Hutt gone, there is a prospect of work: but two months out of the three are gone; and it is now too late to do the thing in time. The grand point is to get more time, and to do away with the most mischievous provision for contingent total failure and abandonment. All about this you may learn from the official documents, copies of which I earnestly page 244begged FitzGerald to send to you. Shall we carry the point? I think we shall; or rather not we, but your friends, who are asked to incur some personal liability in the form of a guarantee so as to satisfy the Company, and who, to my surprise, and in spite of a stiff argument by me against the Jewish proposal of the Company, seem disposed to do the needful. I firmly believe that the understanding will be only nominal. So, having said what I think of it as a proposal from the Company, I shall be glad if your friends give the guarantee.
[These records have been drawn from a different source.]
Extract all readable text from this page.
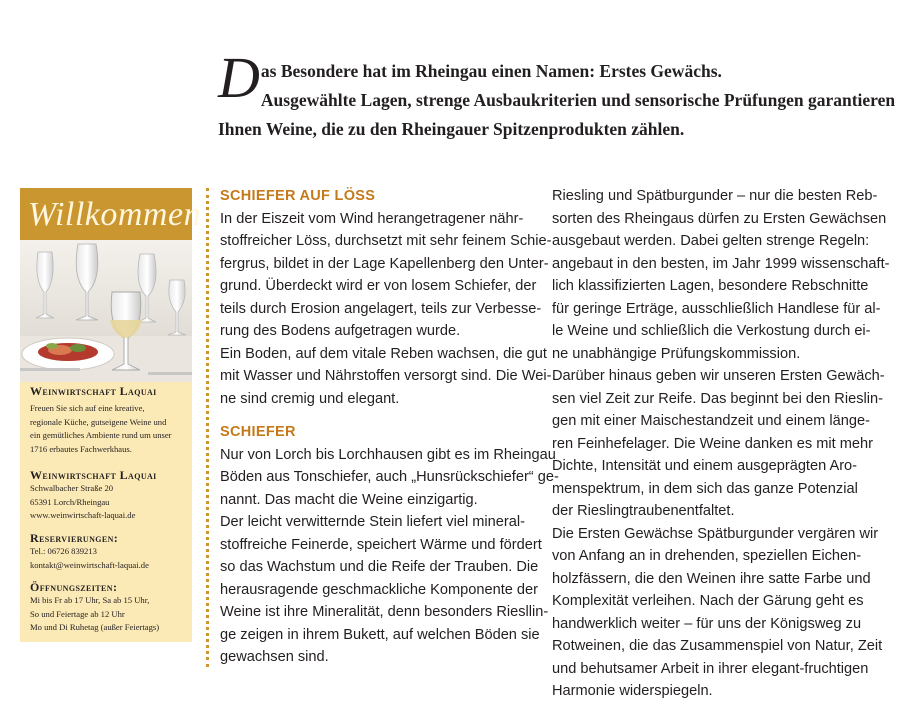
D as Besondere hat im Rheingau einen Namen: Erstes Gewächs.
Ausgewählte Lagen, strenge Ausbaukriterien und sensorische Prüfungen garantieren
Ihnen Weine, die zu den Rheingauer Spitzenprodukten zählen.
Willkommen
Weinwirtschaft Laquai
Freuen Sie sich auf eine kreative,
regionale Küche, gutseigene Weine und
ein gemütliches Ambiente rund um unser
1716 erbautes Fachwerkhaus.
Weinwirtschaft Laquai
Schwalbacher Straße 20
65391 Lorch/Rheingau
www.weinwirtschaft-laquai.de
Reservierungen:
Tel.: 06726 839213
kontakt@weinwirtschaft-laquai.de
Öffnungszeiten:
Mi bis Fr ab 17 Uhr, Sa ab 15 Uhr,
So und Feiertage ab 12 Uhr
Mo und Di Ruhetag (außer Feiertags)
SCHIEFER AUF LÖSS
In der Eiszeit vom Wind herangetragener nähr-
stoffreicher Löss, durchsetzt mit sehr feinem Schie-
fergrus, bildet in der Lage Kapellenberg den Unter-
grund. Überdeckt wird er von losem Schiefer, der
teils durch Erosion angelagert, teils zur Verbesse-
rung des Bodens aufgetragen wurde.
Ein Boden, auf dem vitale Reben wachsen, die gut
mit Wasser und Nährstoffen versorgt sind. Die Wei-
ne sind cremig und elegant.
SCHIEFER
Nur von Lorch bis Lorchhausen gibt es im Rheingau
Böden aus Tonschiefer, auch „Hunsrückschiefer“ ge-
nannt. Das macht die Weine einzigartig.
Der leicht verwitternde Stein liefert viel mineral-
stoffreiche Feinerde, speichert Wärme und fördert
so das Wachstum und die Reife der Trauben. Die
herausragende geschmackliche Komponente der
Weine ist ihre Mineralität, denn besonders Riesllin-
ge zeigen in ihrem Bukett, auf welchen Böden sie
gewachsen sind.
Riesling und Spätburgunder – nur die besten Reb-
sorten des Rheingaus dürfen zu Ersten Gewächsen
ausgebaut werden. Dabei gelten strenge Regeln:
angebaut in den besten, im Jahr 1999 wissenschaft-
lich klassifizierten Lagen, besondere Rebschnitte
für geringe Erträge, ausschließlich Handlese für al-
le Weine und schließlich die Verkostung durch ei-
ne unabhängige Prüfungskommission.
Darüber hinaus geben wir unseren Ersten Gewäch-
sen viel Zeit zur Reife. Das beginnt bei den Rieslin-
gen mit einer Maischestandzeit und einem länge-
ren Feinhefelager. Die Weine danken es mit mehr
Dichte, Intensität und einem ausgeprägten Aro-
menspektrum, in dem sich das ganze Potenzial
der Rieslingtraubenentfaltet.
Die Ersten Gewächse Spätburgunder vergären wir
von Anfang an in drehenden, speziellen Eichen-
holzfässern, die den Weinen ihre satte Farbe und
Komplexität verleihen. Nach der Gärung geht es
handwerklich weiter – für uns der Königsweg zu
Rotweinen, die das Zusammenspiel von Natur, Zeit
und behutsamer Arbeit in ihrer elegant-fruchtigen
Harmonie widerspiegeln.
If they do—and if they work (of which now I have no doubt) we shall get through—nay, you may probably have a larger first colony to plant than if this awful hitch had not occurred.

I am resting now at home from killing excitement in London, and am to be there again on Friday. "So no more at present," &c. &c. &c.

With this S. W. wind just set in after a month of N. E., you will probably know the result by this ship.

I imagine you every day approaching the land of promise. God bless you. Now that my aid is courted, I will stick to this one object till success or utter failnre prove the result.